In aggregated Dangerous/not dangerous results (see Table 7), Face Bounding Box achieves the best AP result with 0.808 for VGG19.

Table 7 Danger Recognition: comparison of CNN accuracy on various datasets using Action-coding Partitioning (AP)

Full size table

However, aside from the exception of best-absolute results, the performance increment observed in the AP experiments compared to the corresponding VP is generally modest. Improvements are only slightly higher in a few cases and, in some instances, slightly lower.

Regarding computational complexity (in FLOPS) and efficiency (in time), face bounding box detection averages a swift 0.09 s per image, while more complex face and body segmentation tasks are completed in about 3 s per image. In training and testing our network models, execution time scales with parameter size, with AlexNet and ResNetV2 being the most resource-intensive. However, ResNetV2, Xception, and VGG19 offer the best trade-off between accuracy and processing time. In contrast, MobileNet’s lower complexity does not achieve the desired performance, highlighting a critical balance between model efficiency and accuracy. The high accuracy and low complexity of the Face Bounding Box dataset with VGG19 indicate that deep learning can effectively classify dog emotions with this segmentation strategy.

A noteworthy observation is that while the performances of the different partitioning strategies are not particularly relevant, experiments conducted on segmentation reveal that blurring the background leads to an improvement in accuracy (see Fig. 7). For segmentation, blurring improves the neural network performances, with peaks for body segmentation of approximately 10% in the best improvement cases (i.e., AlexNet VP and AP, MobileNet AP, VGG19 AP, and VGG16 VP, for emotion recognition), while for face segmentation, the best improvement for VP reaches approximately 21% (i.e., AlexNet, danger recognition), for AP approximately 26% (i.e., AlexNet, danger recognition). This improvement is consistent across most CNN models, regardless of whether VP or AP strategies are used. The significant enhancement obtained through blurring the background supports the hypothesis that the presence of a white background, while effectively eliminating noisy elements surrounding the dog’s body, introduces a bias during training for emotion recognition. Blurring the background helps mitigate this bias, as shown in Fig. 7, leading to improved results.

4.1 Future directions

In this section, we streamline our approach to ensure that discussions on future improvements directly complement and highlight our study’s present achievements, offering a cohesive overview of our impact and the continued potential in this field. Our work sets a foundational step in applying deep learning for dog emotion recognition, utilizing the Dog Clips dataset97—a leap toward realism compared to traditionally simulated datasets used in human emotion studies. The dataset’s rich, uncontrolled environmental contexts present a valuable, more authentic source for analyzing genuine emotional expressions, highlighting our study’s immediate contribution to the field. The use of segmentation eliminates the side effect of having noisy frames. Addressing bias has been a pivotal aspect of our study, guided by techniques prioritizing dog face detection and analysis. Future enhancements in dataset diversity, particularly by augmenting breeds that might be underrepresented, could further elevate the robustness and inclusivity of our bias-mitigation approach (Fig. 8).
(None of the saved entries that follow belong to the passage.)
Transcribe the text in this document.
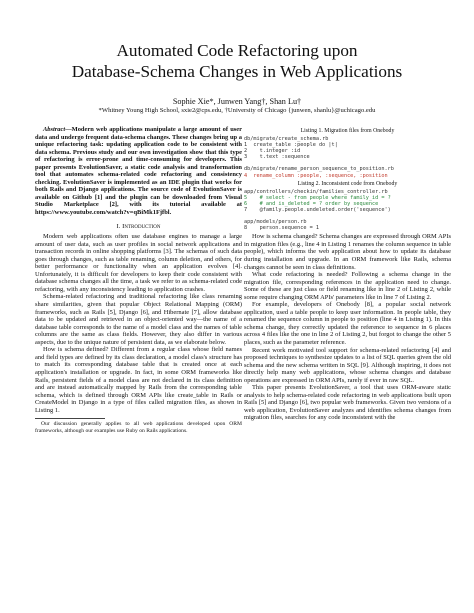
Automated Code Refactoring upon
Database-Schema Changes in Web Applications
Sophie Xie*, Junwen Yang†, Shan Lu†
*Whitney Young High School, sxie2@cps.edu, †University of Chicago {junwen, shanlu}@uchicago.edu

Abstract—Modern web applications manipulate a large amount of user data and undergo frequent data-schema changes. These changes bring up a unique refactoring task: updating application code to be consistent with data schema. Previous study and our own investigation show that this type of refactoring is error-prone and time-consuming for developers. This paper presents EvolutionSaver, a static code analysis and transformation tool that automates schema-related code refactoring and consistency checking. EvolutionSaver is implemented as an IDE plugin that works for both Rails and Django applications. The source code of EvolutionSaver is available on Github [1] and the plugin can be downloaded from Visual Studio Marketplace [2], with its tutorial available at https://www.youtube.com/watch?v=qBiMk1Fjfbl.

I. Introduction

Modern web applications often use database engines to manage a large amount of user data, such as user profiles in social network applications and transaction records in online shopping platforms [3]. The schemas of such data goes through changes, such as table renaming, column deletion, and others, for better performance or functionality when an application evolves [4]. Unfortunately, it is difficult for developers to keep their code consistent with database schema changes all the time, a task we refer to as schema-related code refactoring, with any inconsistency leading to application crashes.

Schema-related refactoring and traditional refactoring like class renaming share similarities, given that popular Object Relational Mapping (ORM) frameworks, such as Rails [5], Django [6], and Hibernate [7], allow database data to be updated and retrieved in an object-oriented way—the name of a database table corresponds to the name of a model class and the names of table columns are the same as class fields. However, they also differ in various aspects, due to the unique nature of persistent data, as we elaborate below.

How is schema defined? Different from a regular class whose field names and field types are defined by its class declaration, a model class's structure has to match its corresponding database table that is created once at each application's installation or upgrade. In fact, in some ORM frameworks like Rails, persistent fields of a model class are not declared in its class definition and are instead automatically mapped by Rails from the corresponding table schema, which is defined through ORM APIs like create_table in Rails or CreateModel in Django in a type of files called migration files, as shown in Listing 1.

Our discussion generally applies to all web applications developed upon ORM frameworks, although our examples use Ruby on Rails applications.

Listing 1. Migration files from Onebody
db/migrate/create_schema.rb
1  create_table :people do |t|
2    t.integer :id
3    t.text :sequence

db/migrate/rename_person_sequence_to_position.rb
4  rename_column :people, :sequence, :position
Listing 2. Inconsistent code from Onebody
app/controllers/checkin/families_controller.rb
5    # select - from people where family_id = ?
6    # and is_deleted = ? order by sequence
7    @family.people.undeleted.order('sequence')

app/models/person.rb
8    person.sequence = 1

How is schema changed? Schema changes are expressed through ORM APIs in migration files (e.g., line 4 in Listing 1 renames the column sequence in table people), which informs the web application about how to update its database during installation and upgrade. In an ORM framework like Rails, schema changes cannot be seen in class definitions.

What code refactoring is needed? Following a schema change in the migration file, corresponding references in the application need to change. Some of these are just class or field renaming like in line 2 of Listing 2, while some require changing ORM APIs' parameters like in line 7 of Listing 2.

For example, developers of Onebody [8], a popular social network application, used a table people to keep user information. In people table, they renamed the sequence column in people to position (line 4 in Listing 1). In this schema change, they correctly updated the reference to sequence in 6 places across 4 files like the one in line 2 of Listing 2, but forgot to change the other 5 places, such as the parameter reference.

Recent work motivated tool support for schema-related refactoring [4] and proposed techniques to synthesize updates to a list of SQL queries given the old schema and the new schema written in SQL [9]. Although inspiring, it does not directly help many web applications, whose schema changes and database operations are expressed in ORM APIs, rarely if ever in raw SQL.

This paper presents EvolutionSaver, a tool that uses ORM-aware static analysis to help schema-related code refactoring in web applications built upon Rails [5] and Django [6], two popular web frameworks. Given two versions of a web application, EvolutionSaver analyzes and identifies schema changes from migration files, searches for any code inconsistent with the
Our analysis currently focuses on static frames, for a more sustainable approach. However, we acknowledge the potential of motion dynamics between frames. Incorporating sequence models, such as attention layers with transformers, [56] could refine emotion recognition accuracy by leveraging the temporal information inherent in video data. The practical implications of our findings, especially in identifying potentially dangerous scenarios in human--dog interactions, lay a solid groundwork for real-time application testing in future studies.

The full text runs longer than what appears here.